"Richard Fateman" <fateman at cs.berkeley.edu> writes:
> Well, I think we can agree that
> (a) you can't please everyone
> and
> (b) people are unlikely to read ANY manual.
And (a) could perhaps be amended to contain "and you can't please
anyone all the time".
> It is not true if you allow division. The simplest example is that you would
> never be able to print out the result of computing 1.0/3.0 exactly in
> decimal.
>
> So you are reduced to printing some number like 0.33333 . Given that
> result, one might reasonably ask why 0.33333 -1/3 is not zero. Or if it IS
> zero, how could that be? Could the answer really be that you have too many
> or too few 3's in 0.333..33 ?
> Would this require explanation?
I wouldn't think so. But when you can print out things exactly at
every step, as in 3*1.4^2, some explanation (or at least
acknowledgement that you might not get what you expect) might be useful.
> So where does that leave us:
>
> 1. Maybe extract what is worthwhile in this stream and put it in an appendix
> to the maxima manual and leave the program alone?
> 2. Maybe implement (perhaps re-re-implement) or import some exact real
> arithmetic package and use it for 5th grade arithmetic? An implementation
> and a list of references is http://keithbriggs.info/xrc.html
> (I have not checked this particular system.)
> 3. Use interval arithmetic instead of floats.
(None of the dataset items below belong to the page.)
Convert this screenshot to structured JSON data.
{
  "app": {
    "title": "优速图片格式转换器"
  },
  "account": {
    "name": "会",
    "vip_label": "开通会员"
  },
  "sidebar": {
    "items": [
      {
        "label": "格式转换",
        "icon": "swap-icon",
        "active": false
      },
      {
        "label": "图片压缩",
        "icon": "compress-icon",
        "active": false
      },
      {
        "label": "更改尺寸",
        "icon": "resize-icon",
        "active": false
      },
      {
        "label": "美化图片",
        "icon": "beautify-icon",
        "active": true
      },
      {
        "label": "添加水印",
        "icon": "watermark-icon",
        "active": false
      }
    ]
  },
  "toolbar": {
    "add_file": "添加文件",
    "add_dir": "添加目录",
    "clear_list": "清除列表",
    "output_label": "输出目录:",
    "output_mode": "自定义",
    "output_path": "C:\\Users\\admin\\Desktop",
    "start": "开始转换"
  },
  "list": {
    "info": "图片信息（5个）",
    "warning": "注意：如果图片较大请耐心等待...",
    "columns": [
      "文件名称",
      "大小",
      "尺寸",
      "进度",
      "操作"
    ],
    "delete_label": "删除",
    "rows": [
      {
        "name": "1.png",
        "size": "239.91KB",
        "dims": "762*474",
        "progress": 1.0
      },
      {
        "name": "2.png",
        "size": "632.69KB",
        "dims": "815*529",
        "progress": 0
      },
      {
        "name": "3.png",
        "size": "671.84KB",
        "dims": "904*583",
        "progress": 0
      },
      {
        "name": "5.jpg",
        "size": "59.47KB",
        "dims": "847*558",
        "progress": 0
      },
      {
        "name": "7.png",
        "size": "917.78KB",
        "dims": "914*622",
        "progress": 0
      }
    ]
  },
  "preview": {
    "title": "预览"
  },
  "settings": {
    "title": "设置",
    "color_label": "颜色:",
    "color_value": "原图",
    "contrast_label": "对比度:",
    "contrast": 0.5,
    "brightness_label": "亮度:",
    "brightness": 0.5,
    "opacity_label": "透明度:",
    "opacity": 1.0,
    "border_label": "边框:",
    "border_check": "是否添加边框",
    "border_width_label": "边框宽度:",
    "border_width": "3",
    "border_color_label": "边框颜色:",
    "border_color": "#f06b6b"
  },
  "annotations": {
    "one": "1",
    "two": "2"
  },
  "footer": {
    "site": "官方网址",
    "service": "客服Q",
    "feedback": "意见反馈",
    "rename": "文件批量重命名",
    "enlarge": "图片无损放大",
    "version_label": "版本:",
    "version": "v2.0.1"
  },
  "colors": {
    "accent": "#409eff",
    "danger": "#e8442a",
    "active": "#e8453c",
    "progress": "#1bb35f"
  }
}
> 4. Maybe hack the program to do something whose deficiencies are more
> subtle, like Mathematica's attempt to implement "significance" arithmetic, a
> system which nearly defies explanation because, among other things, 0. is
> used to mean "I don't know if this is non-zero.".
>
> My preference is choice 1, then choice 2, more remotely possible, choice 3,
> and never choice 4
I agree with all that (for what it's worth).